Small effect on a big problem
The latest study was based on a random 25-percent sample of Optum Clinformatics Datamart Insurance claims filed from 2011 to 2013 for UnitedHealthcare-affiliated commercial plan members in all 50 states.
The researchers compared unnecessary medical service claims for 365,016 patients who were on traditional plans with the claims filed for 11,075 patients who switched from a traditional plan to a consumer-directed health plan. The study accounted for patient characteristics including age, race, sex, income and health conditions.
The study focused on 26 common, low-value services from various sources, including the Choosing Wisely campaign, national guidelines, peer-reviewed literature and professional consensus.
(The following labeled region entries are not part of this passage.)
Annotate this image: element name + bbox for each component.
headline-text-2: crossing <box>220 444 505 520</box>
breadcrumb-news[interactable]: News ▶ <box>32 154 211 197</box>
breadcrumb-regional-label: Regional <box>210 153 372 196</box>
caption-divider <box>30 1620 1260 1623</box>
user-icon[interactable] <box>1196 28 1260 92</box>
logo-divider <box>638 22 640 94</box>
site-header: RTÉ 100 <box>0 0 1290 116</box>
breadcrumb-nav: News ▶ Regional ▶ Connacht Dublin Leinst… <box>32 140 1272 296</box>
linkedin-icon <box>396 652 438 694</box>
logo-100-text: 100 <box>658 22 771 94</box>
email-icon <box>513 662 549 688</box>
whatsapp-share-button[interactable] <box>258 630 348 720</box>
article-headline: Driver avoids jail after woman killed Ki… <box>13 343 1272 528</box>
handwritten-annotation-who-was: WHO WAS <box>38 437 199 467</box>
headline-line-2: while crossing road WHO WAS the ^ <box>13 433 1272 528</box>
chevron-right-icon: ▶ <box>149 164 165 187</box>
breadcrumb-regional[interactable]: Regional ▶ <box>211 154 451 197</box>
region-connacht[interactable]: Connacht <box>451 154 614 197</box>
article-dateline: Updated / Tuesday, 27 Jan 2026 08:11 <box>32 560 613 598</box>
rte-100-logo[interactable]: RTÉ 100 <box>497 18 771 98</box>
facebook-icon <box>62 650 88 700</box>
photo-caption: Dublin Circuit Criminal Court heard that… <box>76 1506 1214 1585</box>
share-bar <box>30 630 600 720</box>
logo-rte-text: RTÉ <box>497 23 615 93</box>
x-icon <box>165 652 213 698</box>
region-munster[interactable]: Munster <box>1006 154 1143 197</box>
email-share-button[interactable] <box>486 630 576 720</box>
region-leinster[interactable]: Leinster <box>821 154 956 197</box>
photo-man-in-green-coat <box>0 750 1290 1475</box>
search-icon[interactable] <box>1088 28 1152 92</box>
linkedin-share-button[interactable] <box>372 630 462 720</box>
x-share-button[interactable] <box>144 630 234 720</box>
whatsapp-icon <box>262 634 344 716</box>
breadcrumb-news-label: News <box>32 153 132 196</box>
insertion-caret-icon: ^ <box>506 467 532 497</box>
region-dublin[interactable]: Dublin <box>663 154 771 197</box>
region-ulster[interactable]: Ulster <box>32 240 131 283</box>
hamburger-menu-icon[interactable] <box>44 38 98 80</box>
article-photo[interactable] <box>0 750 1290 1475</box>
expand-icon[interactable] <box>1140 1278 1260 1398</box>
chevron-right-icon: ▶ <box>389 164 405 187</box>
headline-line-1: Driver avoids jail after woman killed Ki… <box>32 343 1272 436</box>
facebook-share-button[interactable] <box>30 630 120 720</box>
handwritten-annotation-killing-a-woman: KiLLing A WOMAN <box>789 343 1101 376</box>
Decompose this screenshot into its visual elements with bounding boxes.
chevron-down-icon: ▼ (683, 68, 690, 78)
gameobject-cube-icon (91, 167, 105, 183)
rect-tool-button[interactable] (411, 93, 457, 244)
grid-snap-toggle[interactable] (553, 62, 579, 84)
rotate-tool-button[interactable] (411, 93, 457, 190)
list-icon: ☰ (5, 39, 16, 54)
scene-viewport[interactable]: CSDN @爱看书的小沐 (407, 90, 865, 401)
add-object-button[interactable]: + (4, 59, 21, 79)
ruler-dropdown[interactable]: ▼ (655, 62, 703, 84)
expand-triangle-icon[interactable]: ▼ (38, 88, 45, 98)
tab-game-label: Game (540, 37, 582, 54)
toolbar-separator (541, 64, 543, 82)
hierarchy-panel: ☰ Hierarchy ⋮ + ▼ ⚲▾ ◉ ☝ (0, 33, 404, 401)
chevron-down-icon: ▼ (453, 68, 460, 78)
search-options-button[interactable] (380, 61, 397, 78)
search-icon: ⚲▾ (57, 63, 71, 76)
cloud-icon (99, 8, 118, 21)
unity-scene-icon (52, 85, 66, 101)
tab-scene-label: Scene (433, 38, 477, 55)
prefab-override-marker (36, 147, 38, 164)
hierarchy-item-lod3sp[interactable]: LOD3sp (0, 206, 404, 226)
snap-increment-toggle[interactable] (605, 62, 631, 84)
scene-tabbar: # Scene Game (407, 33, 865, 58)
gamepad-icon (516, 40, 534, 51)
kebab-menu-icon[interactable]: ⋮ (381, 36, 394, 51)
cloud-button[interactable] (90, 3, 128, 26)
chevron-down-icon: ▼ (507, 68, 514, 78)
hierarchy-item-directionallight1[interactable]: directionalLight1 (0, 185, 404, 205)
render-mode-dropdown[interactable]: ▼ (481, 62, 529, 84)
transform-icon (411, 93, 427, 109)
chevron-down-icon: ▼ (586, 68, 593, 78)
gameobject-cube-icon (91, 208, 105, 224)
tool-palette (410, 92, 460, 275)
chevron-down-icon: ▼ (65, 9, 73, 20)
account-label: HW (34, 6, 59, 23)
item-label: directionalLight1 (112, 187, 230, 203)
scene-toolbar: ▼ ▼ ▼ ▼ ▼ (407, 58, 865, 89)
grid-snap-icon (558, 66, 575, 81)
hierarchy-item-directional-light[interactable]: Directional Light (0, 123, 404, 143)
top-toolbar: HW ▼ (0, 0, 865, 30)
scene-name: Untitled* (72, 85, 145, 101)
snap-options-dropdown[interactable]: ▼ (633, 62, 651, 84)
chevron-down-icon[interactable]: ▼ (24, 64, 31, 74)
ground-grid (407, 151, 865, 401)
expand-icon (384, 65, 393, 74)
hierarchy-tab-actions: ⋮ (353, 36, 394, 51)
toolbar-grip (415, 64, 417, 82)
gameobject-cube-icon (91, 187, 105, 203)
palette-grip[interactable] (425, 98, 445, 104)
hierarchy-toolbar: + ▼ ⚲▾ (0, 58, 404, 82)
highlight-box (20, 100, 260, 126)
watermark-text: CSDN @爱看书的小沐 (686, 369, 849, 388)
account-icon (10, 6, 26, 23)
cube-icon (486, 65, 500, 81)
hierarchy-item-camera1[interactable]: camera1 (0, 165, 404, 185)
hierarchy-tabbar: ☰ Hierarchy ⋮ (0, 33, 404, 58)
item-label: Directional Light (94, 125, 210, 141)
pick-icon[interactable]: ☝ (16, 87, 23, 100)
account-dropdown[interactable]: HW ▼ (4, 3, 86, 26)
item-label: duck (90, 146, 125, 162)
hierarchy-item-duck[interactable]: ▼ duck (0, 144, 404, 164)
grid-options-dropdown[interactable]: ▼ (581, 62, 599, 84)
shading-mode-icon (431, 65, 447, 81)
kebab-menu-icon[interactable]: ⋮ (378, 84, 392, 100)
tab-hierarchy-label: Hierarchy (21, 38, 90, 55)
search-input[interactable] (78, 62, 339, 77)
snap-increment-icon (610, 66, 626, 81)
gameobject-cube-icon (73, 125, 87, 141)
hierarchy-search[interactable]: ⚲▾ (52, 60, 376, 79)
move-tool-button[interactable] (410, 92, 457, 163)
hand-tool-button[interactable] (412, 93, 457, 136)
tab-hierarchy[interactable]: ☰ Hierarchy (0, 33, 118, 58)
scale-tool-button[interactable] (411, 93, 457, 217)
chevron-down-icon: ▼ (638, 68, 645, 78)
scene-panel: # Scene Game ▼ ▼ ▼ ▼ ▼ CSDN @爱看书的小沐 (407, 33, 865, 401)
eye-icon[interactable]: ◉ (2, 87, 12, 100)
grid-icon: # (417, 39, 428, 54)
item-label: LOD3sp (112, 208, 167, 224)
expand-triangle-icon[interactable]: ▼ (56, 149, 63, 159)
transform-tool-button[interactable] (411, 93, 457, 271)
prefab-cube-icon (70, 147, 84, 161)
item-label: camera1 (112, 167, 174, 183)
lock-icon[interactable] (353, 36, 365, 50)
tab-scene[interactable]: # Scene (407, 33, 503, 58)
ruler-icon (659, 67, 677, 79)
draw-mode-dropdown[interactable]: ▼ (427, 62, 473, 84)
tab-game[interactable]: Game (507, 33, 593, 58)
Launched in 2012 by the American Board of Internal Medicine Foundation to raise awareness about unnecessary services, the Choosing Wisely campaign has compiled recommendations from more than 70 medical professional and specialty societies identifying common and wasteful medical tests, treatments and procedures whose use should be questioned or avoided.
The researchers found that spending on unnecessary services did not significantly change after a patient switched plans. The high-deductible plan did, however, result in an average, annual $231 decrease on outpatient spending.
A co-author of the study was Brendan Rabideau, a research programmer at the USC Schaeffer Center. The study was funded by a grant from the National Institute for Health Care Management Foundation and by the Leonard D. Schaeffer RAND-USC Initiative in Health Policy and Economics.